It seems like the exact wording of this oops message is different to the normal ones we are expecting. In this case, the important line indicating an oops happened is this one: [ 1595.106182] Internal error: Oops - SP/PC alignment exception: 8a000000 [#1] SMP but the PANIC_REGEX setting in the lab controller settings is only going to match on "Oops: " (note the colon). We can expand the pattern of course, but I am curious as to why this message on arm64 seems to be different and also what other possibilities there might be.
Add jbastian to cc... Jeff you have probably seen more than your fair share of arm64 oops messages :-) so I was wondering if you have any opinion here. Should we just add another pattern to Beaker's panic regex to match the "Internal error: Oops" string? I feel like we are fighting a bit of a losing battle here, if kernel developers keep using any arbitrary formatting and spelling for their oops messages, but maybe there is nothing better we can do.
I was curious what abrt does, since it also catches oops by reading kernel messages. It looks like it has this quite lengthy list of possible patterns it will match on: https://github.com/abrt/abrt/blob/faf826e9b76f9a0de0c2b046080cf792f1232668/src/lib/kernel.c#L77 although nowhere can I see where it matches on the actual string "Oops" or anything like it. Maybe I am misreading that code.

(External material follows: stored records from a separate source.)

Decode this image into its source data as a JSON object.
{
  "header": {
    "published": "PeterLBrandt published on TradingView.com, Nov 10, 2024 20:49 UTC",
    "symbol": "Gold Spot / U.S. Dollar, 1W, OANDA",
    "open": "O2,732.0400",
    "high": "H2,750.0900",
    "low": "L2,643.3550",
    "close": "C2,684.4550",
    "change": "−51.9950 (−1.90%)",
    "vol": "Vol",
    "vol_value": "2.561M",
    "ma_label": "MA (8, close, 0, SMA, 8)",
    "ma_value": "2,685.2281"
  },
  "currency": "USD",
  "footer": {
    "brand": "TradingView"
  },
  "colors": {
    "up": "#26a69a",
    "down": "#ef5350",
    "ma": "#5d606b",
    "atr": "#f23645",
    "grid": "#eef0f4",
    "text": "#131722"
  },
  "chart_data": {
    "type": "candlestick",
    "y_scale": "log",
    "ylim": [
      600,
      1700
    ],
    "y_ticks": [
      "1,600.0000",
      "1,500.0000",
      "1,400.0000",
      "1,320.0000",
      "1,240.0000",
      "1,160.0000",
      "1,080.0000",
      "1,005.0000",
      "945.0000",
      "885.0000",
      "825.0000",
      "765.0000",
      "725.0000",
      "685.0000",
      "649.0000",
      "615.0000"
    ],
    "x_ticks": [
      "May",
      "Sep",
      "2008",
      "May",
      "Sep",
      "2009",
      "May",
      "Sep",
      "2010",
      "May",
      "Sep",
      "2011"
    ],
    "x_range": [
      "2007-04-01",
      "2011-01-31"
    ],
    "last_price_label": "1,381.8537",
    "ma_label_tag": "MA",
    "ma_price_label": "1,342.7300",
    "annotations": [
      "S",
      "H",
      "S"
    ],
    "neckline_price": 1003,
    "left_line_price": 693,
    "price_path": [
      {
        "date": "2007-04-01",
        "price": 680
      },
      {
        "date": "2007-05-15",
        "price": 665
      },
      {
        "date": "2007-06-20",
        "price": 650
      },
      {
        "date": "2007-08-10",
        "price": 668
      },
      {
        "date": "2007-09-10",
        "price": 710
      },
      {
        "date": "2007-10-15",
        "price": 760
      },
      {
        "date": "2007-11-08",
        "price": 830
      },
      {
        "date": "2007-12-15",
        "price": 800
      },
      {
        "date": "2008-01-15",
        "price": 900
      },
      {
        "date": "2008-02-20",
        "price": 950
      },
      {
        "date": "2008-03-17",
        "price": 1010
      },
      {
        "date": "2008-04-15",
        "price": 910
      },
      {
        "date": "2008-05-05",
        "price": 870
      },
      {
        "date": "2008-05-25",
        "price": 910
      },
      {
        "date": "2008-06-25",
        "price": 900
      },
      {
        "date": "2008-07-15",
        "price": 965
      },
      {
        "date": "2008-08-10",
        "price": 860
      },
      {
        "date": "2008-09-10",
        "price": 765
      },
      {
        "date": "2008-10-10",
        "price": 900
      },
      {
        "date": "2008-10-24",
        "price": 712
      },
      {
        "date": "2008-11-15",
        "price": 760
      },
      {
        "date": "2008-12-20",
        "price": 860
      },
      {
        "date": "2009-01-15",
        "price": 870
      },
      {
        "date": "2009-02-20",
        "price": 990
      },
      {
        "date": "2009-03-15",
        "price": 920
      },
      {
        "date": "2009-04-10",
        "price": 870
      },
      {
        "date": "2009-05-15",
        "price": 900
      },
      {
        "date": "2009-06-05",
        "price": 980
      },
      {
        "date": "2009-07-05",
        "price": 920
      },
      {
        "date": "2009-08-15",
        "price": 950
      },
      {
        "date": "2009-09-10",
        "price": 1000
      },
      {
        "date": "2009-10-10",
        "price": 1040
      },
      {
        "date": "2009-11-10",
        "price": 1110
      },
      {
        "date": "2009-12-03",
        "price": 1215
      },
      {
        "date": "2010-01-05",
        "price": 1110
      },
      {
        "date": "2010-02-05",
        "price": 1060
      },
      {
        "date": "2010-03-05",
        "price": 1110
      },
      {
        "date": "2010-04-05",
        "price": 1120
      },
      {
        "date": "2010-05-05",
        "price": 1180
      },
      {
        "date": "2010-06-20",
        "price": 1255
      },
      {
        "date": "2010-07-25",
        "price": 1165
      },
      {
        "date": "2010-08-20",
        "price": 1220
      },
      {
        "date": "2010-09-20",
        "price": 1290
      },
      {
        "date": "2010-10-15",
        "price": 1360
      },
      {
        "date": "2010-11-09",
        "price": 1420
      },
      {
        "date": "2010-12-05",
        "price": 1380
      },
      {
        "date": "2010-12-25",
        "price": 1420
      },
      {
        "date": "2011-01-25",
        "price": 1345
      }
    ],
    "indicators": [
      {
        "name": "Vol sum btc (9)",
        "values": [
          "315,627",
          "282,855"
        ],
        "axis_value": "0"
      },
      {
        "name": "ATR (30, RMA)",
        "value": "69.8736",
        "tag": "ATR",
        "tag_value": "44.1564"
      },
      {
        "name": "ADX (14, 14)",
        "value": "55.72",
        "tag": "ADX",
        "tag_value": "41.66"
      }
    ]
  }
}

Just from perusing the kernel source code, I see lots of arbitrary formatting on the ARM side: $ find . -type f | xargs grep Oops ... ./arm/kernel/traps.c: str = "Oops - BUG"; ./arm/kernel/traps.c: arm_notify_die("Oops - undefined instruction", regs, &info, 0, 6); ./arm/kernel/traps.c: die("Oops - bad mode", regs, 0); ./arm/kernel/traps.c: arm_notify_die("Oops - bad syscall", regs, &info, n, 0); ./arm/kernel/traps.c: arm_notify_die("Oops - bad syscall(2)", regs, &info, no, 0); ./arm/kernel/traps.c: panic("Oops failed to kill thread"); ./arm/mm/alignment.c: * Oops, we didn't handle the instruction. ./arm/mm/fault.c: * Oops. The kernel tried to access some page that wasn't present. ./arm/mm/fault.c: die("Oops", regs, fsr); ./arm64/kernel/traps.c: die("Oops - bad mode", regs, 0); ./arm64/kernel/traps.c: die("Oops - BUG", regs, 0); ./arm64/mm/fault.c: die("Oops", regs, esr); ./arm64/mm/fault.c: arm64_notify_die("Oops - SP/PC alignment exception", regs, &info, esr); ... The x86 Oops messages are wrapped in a single function to give consistent formatting: ./x86/mm/fault.c: if (__die("Oops", regs, error_code)) The __die() function adds the colon: int __die(const char *str, struct pt_regs *regs, long err) { ... printk(KERN_DEFAULT "%s: %04lx [#%d]%s%s%s%s\n", str, err & 0xffff, ++die_counter, ... I suppose a safe regex would be to search for the string Oops surrounded by word boundaries, e.g., \bOops\b
With the possibility that I might have missed the mark fixing this or clashing with Dan's progress, I put up a patch: https://gerrit.beaker-project.org/c/5989/
Injecting the following string into the dmesg log results in an expected failure during a beaker run. echo 'Internal error: Oops - SP/PC alignment exception: 8a000000 [#1] SMP' > /dev/kmesg
Beaker 25.0 has been released. Release notes are available upstream: https://beaker-project.org/docs/whats-new/release-25.html
This new pattern is too broad, it now triggers if someone puts "Oops" into their test case name: bug 1572880. We need to find a narrow one...